“War Games in the North” came as part of the INSS annual conference in the Smolarz Auditorium at Tel Aviv University with Israeli, American and Russian participants discussing various scenarios of a potential development of a conflict in the Middle East, involving Israel, Lebanon, Syria, Hezbollah and Iran and global players – the United States and Russia.
The participants in the military simulation came to the conclusion that all of the actors of the hypothetical conflict – in which Israel initiates attacks on Lebanon and Syria – would opt for de-escalation as no one is interested in an all-out war.
One might ask whether the discussion indicates that Israel is bracing for new conflict in the region given the US-Iran row over Quds Force commander’s assassination and Tehran’s subsequent retaliatory strike, as well as Trump’s “deal of the century” that has already reverberated through the Arab world.
This is not the case, says retired Brig. General Dr Meir Elran, a senior research fellow and head of the Homeland Security Program and a co-head of the Society-Military Program of INSS: whatever experts are discussing at INSS annual gatherings is not necessarily based on immediate events, he says.
“Presently we have several main issues that we are concerned with”, Dr Elran stresses. “One of them of course is the situation in the north [of Israel], especially the attempts of Hezbollah with assistance of Iran to accelerate the military buildup over there. The question is being asked in Israel what we should do about this kind of military threat.
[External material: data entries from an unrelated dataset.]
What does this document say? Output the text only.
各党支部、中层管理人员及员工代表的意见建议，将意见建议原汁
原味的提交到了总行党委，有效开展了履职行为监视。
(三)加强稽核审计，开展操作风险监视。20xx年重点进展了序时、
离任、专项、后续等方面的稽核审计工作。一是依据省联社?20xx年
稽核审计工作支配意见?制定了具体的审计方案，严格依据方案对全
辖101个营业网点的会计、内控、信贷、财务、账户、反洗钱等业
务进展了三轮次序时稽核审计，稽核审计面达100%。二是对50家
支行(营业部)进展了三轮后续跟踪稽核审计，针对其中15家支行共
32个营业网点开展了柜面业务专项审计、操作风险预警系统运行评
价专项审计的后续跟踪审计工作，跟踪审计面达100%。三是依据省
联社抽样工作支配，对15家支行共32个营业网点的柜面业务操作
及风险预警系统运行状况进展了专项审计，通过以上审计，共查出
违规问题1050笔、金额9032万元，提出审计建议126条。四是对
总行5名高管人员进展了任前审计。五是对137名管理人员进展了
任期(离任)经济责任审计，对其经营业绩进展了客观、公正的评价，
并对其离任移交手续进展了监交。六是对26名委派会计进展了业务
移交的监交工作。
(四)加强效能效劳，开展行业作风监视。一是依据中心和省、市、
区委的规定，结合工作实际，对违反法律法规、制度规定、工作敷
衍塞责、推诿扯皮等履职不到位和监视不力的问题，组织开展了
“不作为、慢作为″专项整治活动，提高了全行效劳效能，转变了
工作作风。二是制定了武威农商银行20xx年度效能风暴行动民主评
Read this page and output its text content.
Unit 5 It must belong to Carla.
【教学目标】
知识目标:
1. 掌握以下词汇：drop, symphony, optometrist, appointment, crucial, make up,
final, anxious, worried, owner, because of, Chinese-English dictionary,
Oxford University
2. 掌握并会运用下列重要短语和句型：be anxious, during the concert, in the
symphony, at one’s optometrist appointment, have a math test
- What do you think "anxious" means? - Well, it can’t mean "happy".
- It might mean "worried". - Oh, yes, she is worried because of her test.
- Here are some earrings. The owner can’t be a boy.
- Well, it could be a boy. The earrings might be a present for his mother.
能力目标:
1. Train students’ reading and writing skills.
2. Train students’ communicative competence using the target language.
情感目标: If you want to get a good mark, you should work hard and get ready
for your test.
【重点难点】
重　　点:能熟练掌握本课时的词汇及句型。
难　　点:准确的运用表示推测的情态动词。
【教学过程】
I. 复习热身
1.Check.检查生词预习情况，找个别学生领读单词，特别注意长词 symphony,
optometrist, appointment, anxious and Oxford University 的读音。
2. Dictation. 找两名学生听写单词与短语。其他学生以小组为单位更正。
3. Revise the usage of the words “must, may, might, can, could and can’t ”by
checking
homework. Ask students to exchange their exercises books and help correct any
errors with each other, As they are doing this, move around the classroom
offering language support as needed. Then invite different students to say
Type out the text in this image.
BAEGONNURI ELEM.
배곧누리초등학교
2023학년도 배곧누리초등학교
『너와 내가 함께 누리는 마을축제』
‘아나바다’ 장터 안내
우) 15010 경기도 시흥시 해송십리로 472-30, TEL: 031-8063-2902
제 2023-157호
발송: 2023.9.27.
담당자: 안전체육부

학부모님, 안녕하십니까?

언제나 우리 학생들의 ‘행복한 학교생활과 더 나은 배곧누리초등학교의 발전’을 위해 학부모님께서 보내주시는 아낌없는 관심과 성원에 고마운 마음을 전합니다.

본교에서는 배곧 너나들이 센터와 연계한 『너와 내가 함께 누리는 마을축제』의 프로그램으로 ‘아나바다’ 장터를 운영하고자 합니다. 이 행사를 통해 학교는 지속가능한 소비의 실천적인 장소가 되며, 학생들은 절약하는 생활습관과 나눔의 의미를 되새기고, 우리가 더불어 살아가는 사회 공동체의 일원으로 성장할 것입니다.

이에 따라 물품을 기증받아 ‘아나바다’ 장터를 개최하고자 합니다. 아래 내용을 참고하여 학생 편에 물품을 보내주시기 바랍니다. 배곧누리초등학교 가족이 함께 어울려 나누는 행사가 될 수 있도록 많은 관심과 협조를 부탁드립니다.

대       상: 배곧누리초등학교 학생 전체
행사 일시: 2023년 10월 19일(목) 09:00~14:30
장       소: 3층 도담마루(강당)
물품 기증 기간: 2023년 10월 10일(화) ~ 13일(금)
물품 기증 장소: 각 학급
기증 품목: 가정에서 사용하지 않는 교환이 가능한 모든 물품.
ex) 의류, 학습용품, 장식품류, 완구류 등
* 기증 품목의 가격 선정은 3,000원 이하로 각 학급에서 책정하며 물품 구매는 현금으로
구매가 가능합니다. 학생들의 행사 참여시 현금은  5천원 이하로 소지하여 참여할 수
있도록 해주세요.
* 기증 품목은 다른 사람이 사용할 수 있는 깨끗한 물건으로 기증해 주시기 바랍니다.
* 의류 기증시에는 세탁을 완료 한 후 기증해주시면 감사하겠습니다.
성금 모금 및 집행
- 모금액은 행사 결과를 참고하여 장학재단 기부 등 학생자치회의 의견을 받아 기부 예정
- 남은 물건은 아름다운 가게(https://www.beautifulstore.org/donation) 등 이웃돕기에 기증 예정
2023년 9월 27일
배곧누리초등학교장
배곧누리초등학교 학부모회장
And the other one [issue], of course, is the Trump initiative which has been developing for more than three years now but coincidentally was published exactly the same date that the conference opened”.
The security expert elaborates that “what Israel is basically trying to do is to keep the status quo”: “This is the most important strategic goal as far as Israel is concerned”, he adds.
“We are definitely not interested in any conflict and I think any conflict will be detrimental to the interests of Israel. We are doing whatever is possible to refrain from any major conflict”, Dr Elran says, referring to Israel’s Campaign Between Wars (CBW) doctrine aimed at proactively delaying wars and deterring enemies by constantly weakening their force buildup.